How economic inequality eats away at society

TheStar.com – opinion/editorial opinion
Published On Fri Dec 17 2010.   By Carol Goar, Editorial Board

By training, Richard Wilkinson is an epidemiologist, a medical scientist who specializes in the causes, distribution and control of diseases.

By nature, he is a sleuth. He follows the evidence, wherever it takes him.

When he could find no medical explanation for the high incidence of illness among people on the bottom rungs of the socio-economic ladder, he tested other possibilities.

Did poverty put people’s health at risk? The facts didn’t quite fit that theory. In societies with wide disparities in wealth, the poor did have a disproportionately high rate of morbidity. But in societies with a more even distribution of assets, the pattern faded.

Could inequality be the culprit, then? This time, the dots connected. No matter where Wilkinson looked, those who ranked lowest in the socio-economic hierarchy experienced more health problems than people above them.

For a while, the British researcher was satisfied. He wrote a string of publications documenting the psycho-social causes of poor health.

Then his curiosity reasserted itself. If inequality explained why some people were sicker than others, could it also explain why some societies had elevated rates of drug abuse, violence, illiteracy and teen pregnancy?

He examined the evidence, comparing equitable jurisdictions to those with sharply differentiated “haves” and “have nots.”

He found that the wider the gap between rich and poor:

The higher the incidence of drug addiction.

The higher the dropout rate.

The higher the concentration of adolescent gangs.

The higher the prison population.

The higher the rate of teen pregnancy.

“How could I have been so slow to pull it together?” he asked. “It is surprising someone didn’t write this book 20 year ago.”

The book to which he was referring is The Spirit Level — Why Equality is Better for Everyone. (Its title confuses North Americans.

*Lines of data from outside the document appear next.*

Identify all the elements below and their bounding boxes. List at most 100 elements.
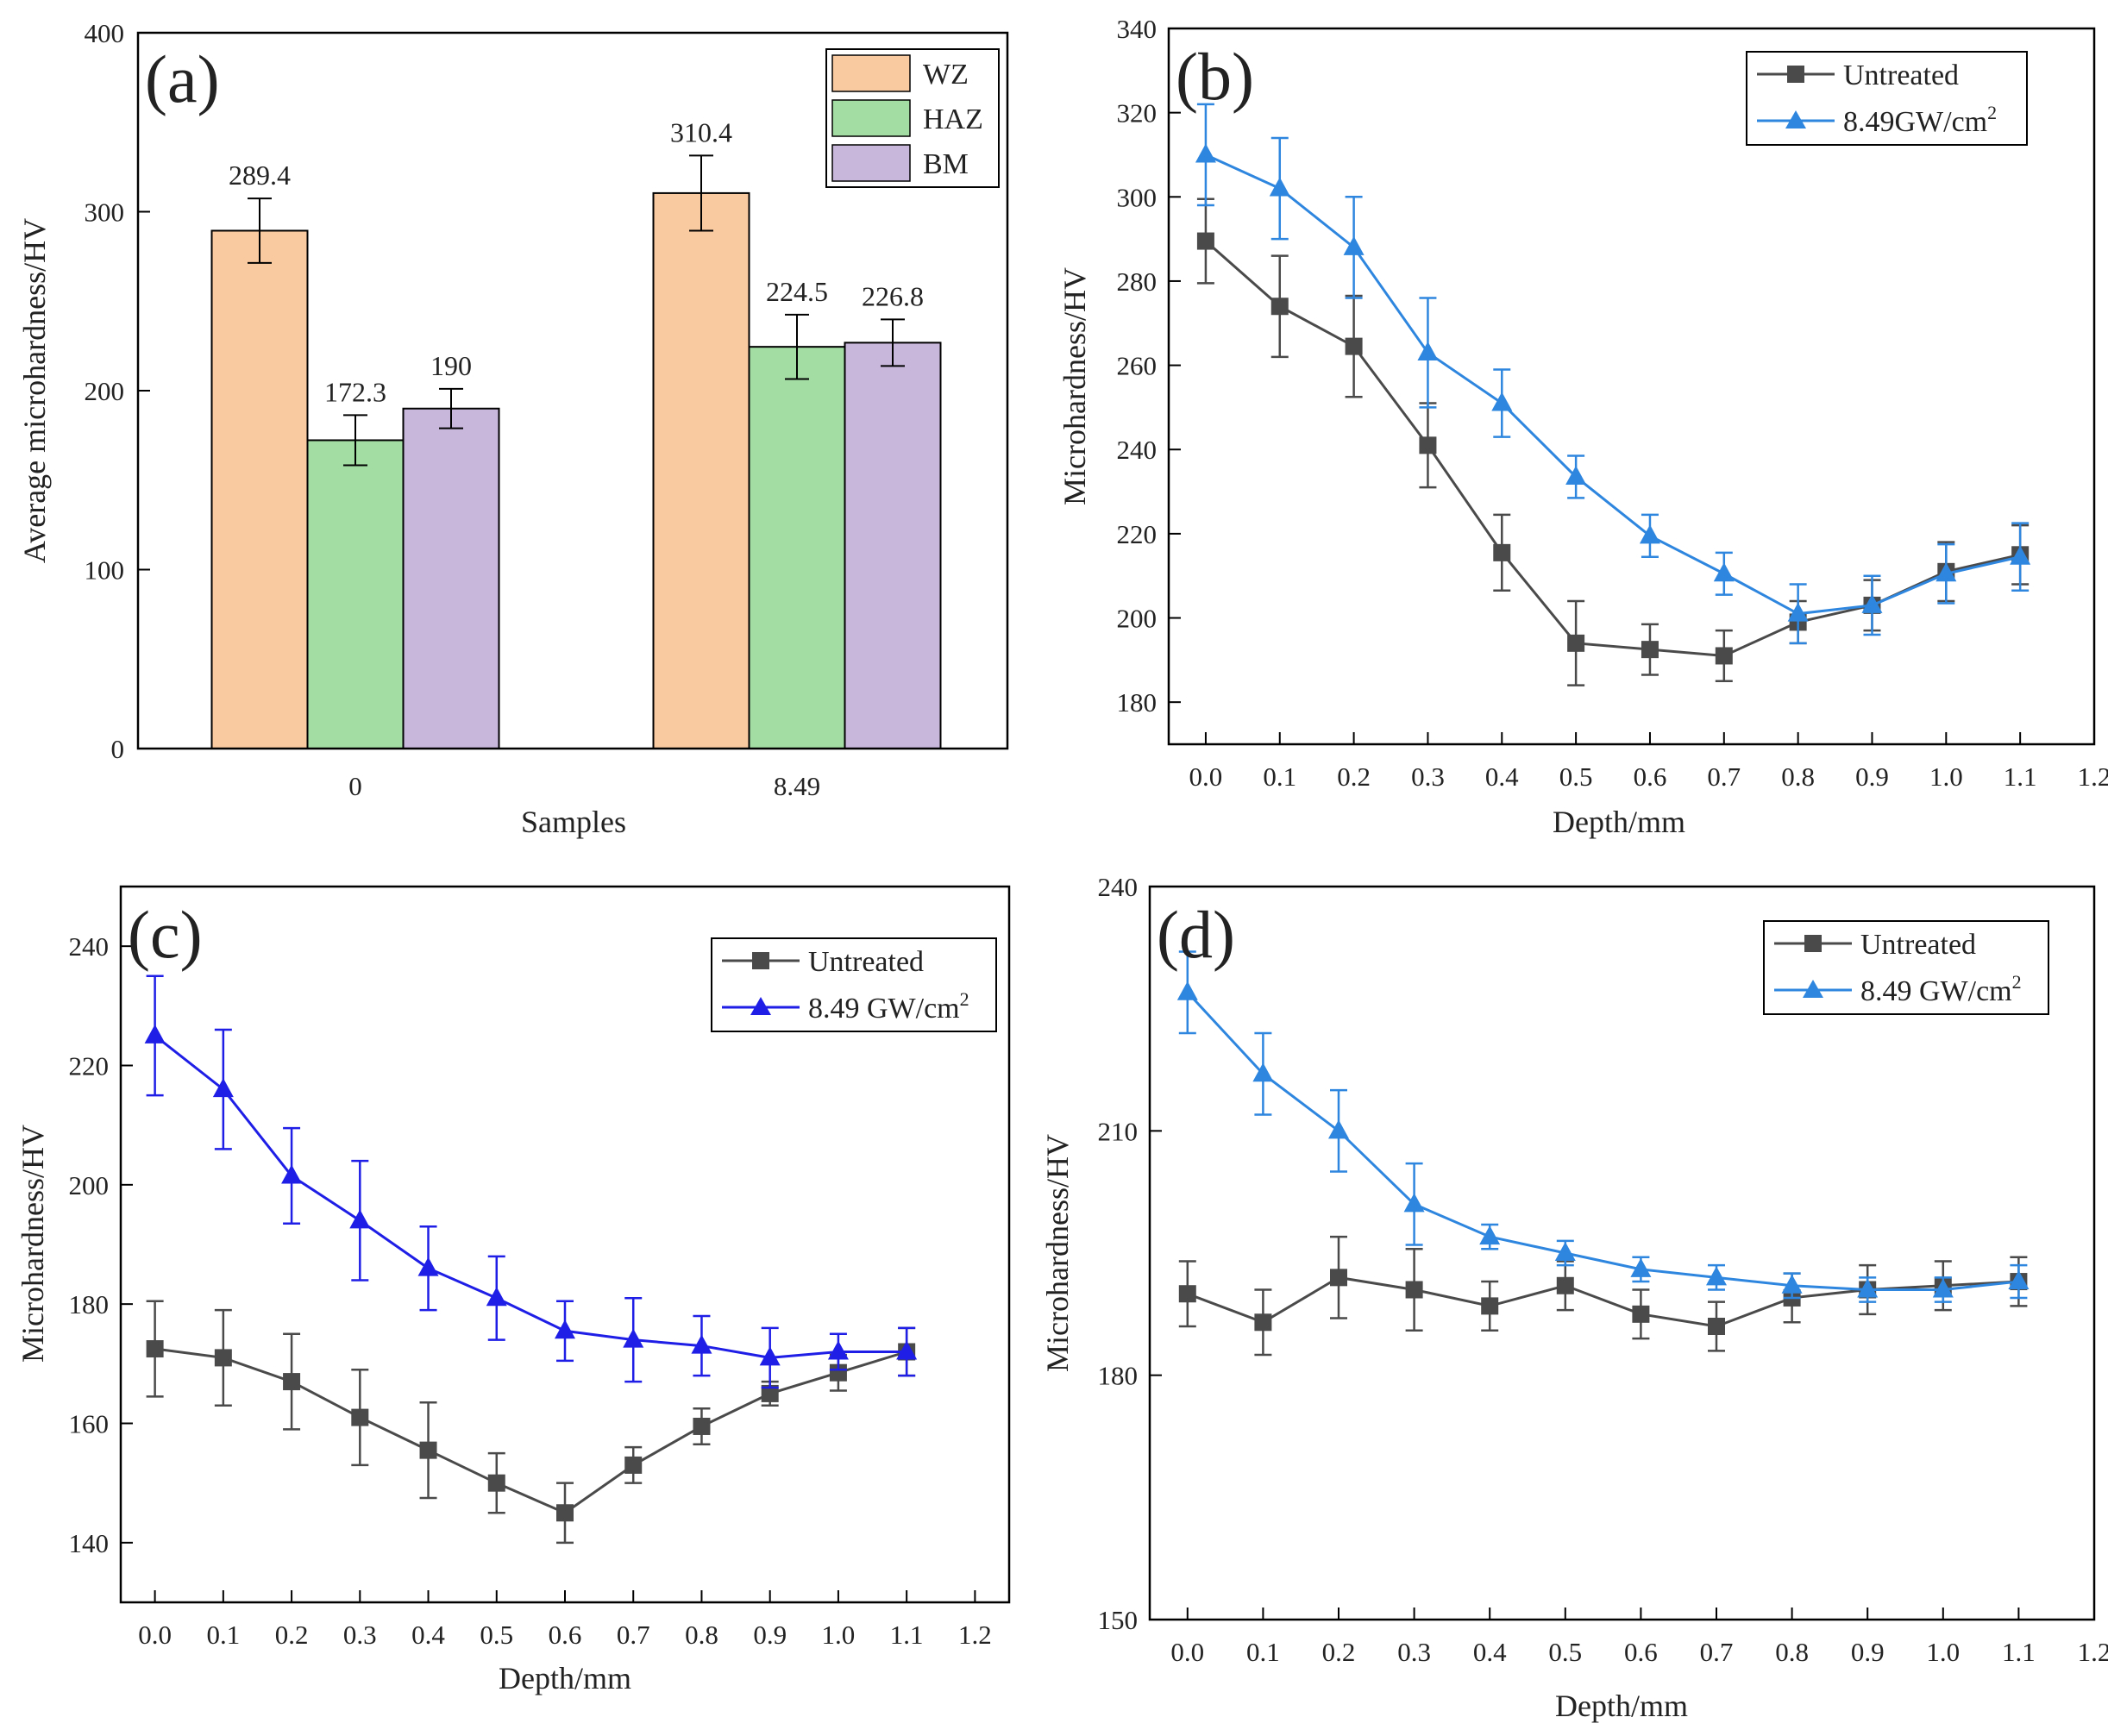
panel-d-line-treated <box>1186 991 2019 1291</box>
panel-b-ytick-label: 320 <box>1117 98 1158 128</box>
panel-d-point-treated <box>1706 1266 1727 1286</box>
panel-d-point-treated <box>1403 1193 1425 1213</box>
panel-d-point-treated <box>1176 981 1198 1000</box>
panel-c-point-untreated <box>419 1441 437 1459</box>
panel-d-ylabel: Microhardness/HV <box>1040 1134 1075 1372</box>
panel-c-point-treated <box>623 1328 644 1348</box>
panel-a-ylabel: Average microhardness/HV <box>17 218 52 563</box>
panel-c-point-treated <box>896 1340 918 1360</box>
panel-d-legend-marker-treated <box>1803 980 1823 998</box>
panel-c-point-treated <box>281 1164 303 1184</box>
panel-b-legend-label-treated-sup: 2 <box>1987 102 1997 123</box>
panel-b-xtick-label: 0.6 <box>1634 761 1667 792</box>
panel-d-label: (d) <box>1157 897 1235 972</box>
panel-d-point-treated <box>1479 1225 1501 1245</box>
panel-a-data-label: 190 <box>430 350 472 381</box>
panel-d-point-untreated <box>1708 1318 1725 1335</box>
panel-b-point-treated <box>1861 593 1883 613</box>
panel-b-xlabel: Depth/mm <box>1553 805 1685 839</box>
panel-a-data-label: 310.4 <box>670 116 732 147</box>
panel-a-data-label: 172.3 <box>324 376 386 407</box>
panel-c-point-untreated <box>761 1384 779 1402</box>
panel-b-point-treated <box>1343 235 1365 255</box>
panel-a-legend-label-haz: HAZ <box>923 103 983 135</box>
panel-a-bar <box>844 342 942 749</box>
panel-b-point-treated <box>1491 392 1513 411</box>
panel-c-xlabel: Depth/mm <box>499 1661 631 1695</box>
panel-b-frame <box>1167 27 2096 746</box>
panel-c-xtick-label: 0.8 <box>685 1620 718 1650</box>
panel-c-point-treated <box>417 1257 439 1276</box>
panel-b-xtick-label: 0.4 <box>1485 761 1519 792</box>
panel-c-xtick-label: 0.1 <box>206 1620 240 1650</box>
panel-d-xtick-label: 0.3 <box>1397 1637 1431 1667</box>
panel-a-bar <box>210 229 309 749</box>
panel-c-xtick-label: 1.1 <box>890 1620 924 1650</box>
panel-d-point-untreated <box>1632 1305 1650 1323</box>
panel-a-legend-label-wz: WZ <box>923 59 969 91</box>
panel-d-point-untreated <box>1178 1285 1196 1303</box>
panel-b-point-treated <box>1565 465 1587 485</box>
panel-b-ytick-label: 340 <box>1117 14 1158 44</box>
panel-a-bar <box>306 439 405 749</box>
panel-d-marks: 150 180 210 240 0.0 0.1 0.2 0.3 0.4 0.5 0.6 0.7 0.8 0… <box>1098 872 2108 1667</box>
panel-c-xtick-label: 1.2 <box>958 1620 992 1650</box>
panel-a-data-label: 289.4 <box>229 160 291 191</box>
panel-c-point-treated <box>555 1319 575 1339</box>
panel-c-point-untreated <box>487 1474 505 1492</box>
panel-d-legend: Untreated 8.49 GW/cm2 <box>1763 920 2049 1015</box>
panel-c-ytick-label: 160 <box>69 1409 110 1439</box>
panel-c-point-untreated <box>214 1349 232 1367</box>
panel-d-xtick-label: 0.8 <box>1775 1637 1809 1667</box>
panel-a-legend-swatch-bm <box>831 144 911 182</box>
panel-b-xtick-label: 1.0 <box>1929 761 1963 792</box>
panel-c-point-treated <box>691 1334 712 1354</box>
panel-c: 140 160 180 200 220 240 0.0 0.1 0.2 0.3 0.4 0.5 0.6 0… <box>16 885 1011 1695</box>
panel-d-xtick-label: 0.9 <box>1851 1637 1885 1667</box>
panel-b-legend: Untreated 8.49GW/cm2 <box>1746 51 2028 146</box>
panel-b-point-untreated <box>1641 641 1659 659</box>
panel-c-point-untreated <box>351 1408 369 1426</box>
panel-c-ylabel: Microhardness/HV <box>16 1125 50 1363</box>
panel-a-bar <box>402 407 500 749</box>
panel-c-ytick-label: 140 <box>69 1528 110 1558</box>
panel-a-bar <box>652 191 750 750</box>
panel-d-point-untreated <box>1481 1297 1499 1315</box>
panel-d-ytick-label: 180 <box>1098 1361 1139 1391</box>
panel-b-point-treated <box>1417 341 1439 360</box>
panel-c-xtick-label: 1.0 <box>822 1620 856 1650</box>
panel-b-legend-marker-untreated <box>1787 66 1804 83</box>
panel-d-point-treated <box>1781 1274 1803 1294</box>
panel-b: 180 200 220 240 260 280 300 320 340 0.0 0.1 0.2 0.3 0… <box>1057 14 2108 839</box>
panel-b-xtick-label: 0.1 <box>1263 761 1296 792</box>
panel-b-point-untreated <box>1419 436 1437 454</box>
panel-a-legend-label-bm: BM <box>923 148 969 180</box>
panel-b-legend-label-treated-main: 8.49GW/cm <box>1843 106 1987 138</box>
panel-c-xtick-label: 0.5 <box>480 1620 513 1650</box>
panel-c-point-untreated <box>829 1363 847 1382</box>
panel-c-ytick-label: 200 <box>69 1170 110 1200</box>
panel-a-label: (a) <box>145 41 220 116</box>
panel-b-legend-marker-treated <box>1785 110 1806 128</box>
panel-a-frame <box>136 31 1009 750</box>
panel-c-line-treated <box>154 1034 907 1359</box>
panel-d-point-untreated <box>1556 1276 1574 1294</box>
panel-c-ytick-label: 180 <box>69 1289 110 1319</box>
panel-b-xtick-label: 1.2 <box>2078 761 2108 792</box>
panel-b-marks: 180 200 220 240 260 280 300 320 340 0.0 0.1 0.2 0.3 0… <box>1117 14 2108 792</box>
panel-b-legend-label-untreated: Untreated <box>1843 60 1959 91</box>
panel-b-point-treated <box>1935 562 1957 582</box>
panel-d-point-untreated <box>1254 1313 1272 1332</box>
panel-c-legend-label-untreated: Untreated <box>808 946 924 978</box>
panel-d-xtick-label: 0.2 <box>1322 1637 1356 1667</box>
panel-c-point-untreated <box>556 1504 574 1522</box>
panel-b-point-untreated <box>1196 232 1214 250</box>
panel-d: 150 180 210 240 0.0 0.1 0.2 0.3 0.4 0.5 0.6 0.7 0.8 0… <box>1040 872 2108 1723</box>
panel-d-xtick-label: 0.6 <box>1624 1637 1658 1667</box>
panel-b-point-treated <box>1195 143 1216 163</box>
panel-b-point-untreated <box>1493 543 1511 561</box>
panel-d-point-treated <box>1932 1278 1954 1298</box>
panel-c-point-untreated <box>624 1456 643 1474</box>
panel-d-point-treated <box>1252 1062 1274 1082</box>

In Britain, a spirit level is a familiar construction tool used to measure the flatness of a surface.)

Wilkinson was in Toronto recently to talk about his research and urge Canadians to spread the message that great extremes of wealth, status and power eat away at a society.

He delivered his pitch last Saturday to a roomful of social service workers. First, he cautioned the audience not to be deceived by the graphs in his book. “It may look as if Canada is in the middle of the pack,” he acknowledged. “But the figures are out of date. (Most of his statistics are five to seven years old.) “You’re rapidly becoming more unequal than most OECD countries”

Having established that Canada has a well-developed case of the inequality disease, he challenged listeners to look beyond conventional remedies such as taxing the rich and giving more benefits to the poor. Those options are not politically feasible right now, he maintained.

Instead, he urged starting small and building public support. “It’s going to take a 10- to 20-yearsocial movement,” Wilkinson said.

One way to draw people in, he suggested, is to raise the question of tax fairness. Nobody likes to see the wealthy use loopholes and offshore accounts to avoid paying their share of taxes.

A second way to generate debate is to create new forms of business owned by employees or investors who see beyond the bottom line. Workers need proof there is a viable alternative to companies run by chief executives who earn 20 times as much as they do.

There is a suppressed appetite for change, Wilkinson insisted. People want to be healthier, less driven, less fearful. They just don’t know how to get off the treadmill.

He knows his message runs counter to the ethos of the times. But he has found audiences on both sides of the Atlantic surprisingly receptive.

“The world is full of closet egalitarians,” he hypothesized half-seriously. “I’m just opening the door of the closet.”